В тот же день с обеда гутейцы и обработчики бросили работу. Началась забастовка.
Брюшко заметно округлилось, к искреннему огорчению младшего Корнилова. Толстеть ему не хотелось, и он установил себе строгий режим и строгую диету: Василий Алексеевич перестал ужинать, рано вставал, делал гимнастику по системе Мюллера, много гулял и старался избегать волнений.
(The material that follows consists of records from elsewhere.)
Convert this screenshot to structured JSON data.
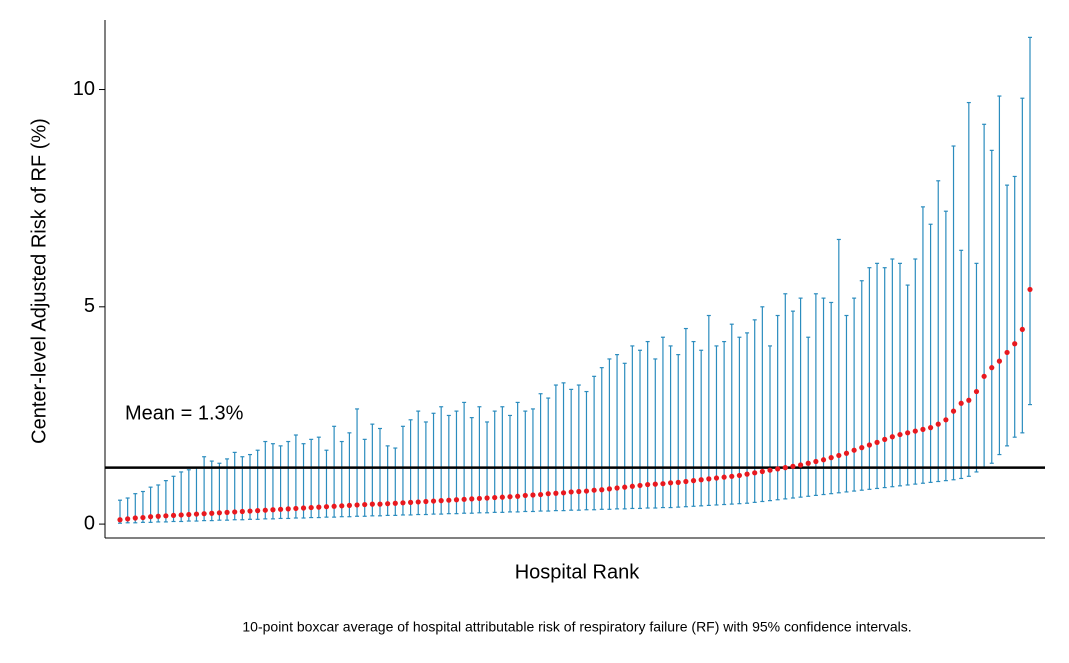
{
  "chart_data": {
    "type": "errorbar",
    "xlabel": "Hospital Rank",
    "ylabel": "Center-level Adjusted Risk of RF (%)",
    "caption": "10-point boxcar average of hospital attributable risk of respiratory failure (RF) with 95% confidence intervals.",
    "ylim": [
      -0.32,
      11.6
    ],
    "yticks": [
      0,
      5,
      10
    ],
    "mean": 1.3,
    "mean_label": "Mean = 1.3%",
    "point_color": "#e8191f",
    "bar_color": "#2b8cbe",
    "values": [
      0.1,
      0.12,
      0.14,
      0.15,
      0.17,
      0.18,
      0.19,
      0.2,
      0.21,
      0.22,
      0.23,
      0.24,
      0.25,
      0.26,
      0.27,
      0.28,
      0.29,
      0.3,
      0.31,
      0.32,
      0.33,
      0.34,
      0.35,
      0.36,
      0.37,
      0.38,
      0.39,
      0.4,
      0.41,
      0.42,
      0.43,
      0.44,
      0.45,
      0.46,
      0.46,
      0.47,
      0.48,
      0.49,
      0.5,
      0.51,
      0.52,
      0.53,
      0.54,
      0.55,
      0.56,
      0.57,
      0.58,
      0.59,
      0.6,
      0.61,
      0.62,
      0.63,
      0.64,
      0.66,
      0.67,
      0.68,
      0.7,
      0.71,
      0.72,
      0.74,
      0.75,
      0.76,
      0.78,
      0.79,
      0.81,
      0.83,
      0.85,
      0.87,
      0.89,
      0.91,
      0.92,
      0.93,
      0.95,
      0.96,
      0.98,
      1.0,
      1.02,
      1.04,
      1.06,
      1.08,
      1.1,
      1.12,
      1.15,
      1.18,
      1.21,
      1.24,
      1.27,
      1.3,
      1.33,
      1.36,
      1.4,
      1.44,
      1.48,
      1.53,
      1.58,
      1.63,
      1.7,
      1.76,
      1.82,
      1.88,
      1.95,
      2.01,
      2.06,
      2.1,
      2.14,
      2.18,
      2.22,
      2.3,
      2.4,
      2.6,
      2.78,
      2.85,
      3.05,
      3.4,
      3.6,
      3.75,
      3.95,
      4.15,
      4.48,
      5.4
    ],
    "lower": [
      0.02,
      0.03,
      0.03,
      0.04,
      0.04,
      0.05,
      0.05,
      0.06,
      0.06,
      0.07,
      0.07,
      0.08,
      0.08,
      0.09,
      0.09,
      0.1,
      0.1,
      0.11,
      0.11,
      0.12,
      0.12,
      0.13,
      0.13,
      0.14,
      0.14,
      0.15,
      0.15,
      0.16,
      0.16,
      0.17,
      0.17,
      0.18,
      0.18,
      0.19,
      0.19,
      0.2,
      0.2,
      0.21,
      0.21,
      0.22,
      0.22,
      0.23,
      0.23,
      0.24,
      0.24,
      0.25,
      0.25,
      0.26,
      0.26,
      0.27,
      0.27,
      0.28,
      0.28,
      0.29,
      0.29,
      0.3,
      0.3,
      0.31,
      0.31,
      0.32,
      0.32,
      0.33,
      0.33,
      0.34,
      0.34,
      0.35,
      0.35,
      0.36,
      0.36,
      0.37,
      0.37,
      0.38,
      0.38,
      0.39,
      0.4,
      0.41,
      0.42,
      0.43,
      0.44,
      0.45,
      0.46,
      0.47,
      0.48,
      0.5,
      0.52,
      0.54,
      0.56,
      0.58,
      0.6,
      0.62,
      0.64,
      0.66,
      0.68,
      0.7,
      0.72,
      0.74,
      0.76,
      0.78,
      0.8,
      0.82,
      0.84,
      0.86,
      0.88,
      0.9,
      0.92,
      0.94,
      0.96,
      0.98,
      1.0,
      1.02,
      1.05,
      1.1,
      1.2,
      1.3,
      1.4,
      1.6,
      1.8,
      2.0,
      2.1,
      2.75
    ],
    "upper": [
      0.55,
      0.6,
      0.7,
      0.75,
      0.85,
      0.9,
      1.0,
      1.1,
      1.2,
      1.25,
      1.3,
      1.55,
      1.45,
      1.4,
      1.5,
      1.65,
      1.55,
      1.6,
      1.7,
      1.9,
      1.85,
      1.8,
      1.9,
      2.05,
      1.85,
      1.95,
      2.0,
      1.7,
      2.25,
      1.9,
      2.1,
      2.65,
      1.95,
      2.3,
      2.2,
      1.8,
      1.75,
      2.25,
      2.4,
      2.6,
      2.35,
      2.55,
      2.7,
      2.5,
      2.6,
      2.8,
      2.45,
      2.7,
      2.35,
      2.6,
      2.7,
      2.5,
      2.8,
      2.6,
      2.65,
      3.0,
      2.9,
      3.2,
      3.25,
      3.1,
      3.2,
      3.05,
      3.4,
      3.6,
      3.8,
      3.9,
      3.7,
      4.1,
      4.0,
      4.2,
      3.8,
      4.3,
      4.1,
      3.9,
      4.5,
      4.2,
      4.0,
      4.8,
      4.1,
      4.2,
      4.6,
      4.3,
      4.4,
      4.7,
      5.0,
      4.1,
      4.8,
      5.3,
      4.9,
      5.2,
      4.3,
      5.3,
      5.2,
      5.1,
      6.55,
      4.8,
      5.2,
      5.6,
      5.9,
      6.0,
      5.9,
      6.1,
      6.0,
      5.5,
      6.1,
      7.3,
      6.9,
      7.9,
      7.2,
      8.7,
      6.3,
      9.7,
      6.0,
      9.2,
      8.6,
      9.85,
      7.8,
      8.0,
      9.8,
      11.2
    ]
  }
}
В то утро, когда Василий Алексеевич узнал о забастовке, мюллеровская гимнастика и строгая диета полетели к черту. Произошли и более серьезные нарушения установленного кодекса: Василий Алексеевич выпил натощак большую рюмку коньяку, употребил непечатную брань и, позабыв о том, что нельзя расстраиваться, ворвался в спальню брата, побагровев от гнева.
— Тебе известно, что случилось на заводе? — спросил Василий охрипшим от волнения голосом.
Георгий, сидевший на краю постели в длинной ночной рубахе, посмотрел искоса на возбужденного толстяка и чуть заметно усмехнулся. Продолжая разглядывать свои тощие плоские ступни, старший брат заметил:
— Ты говорил, что тебе вредно волноваться.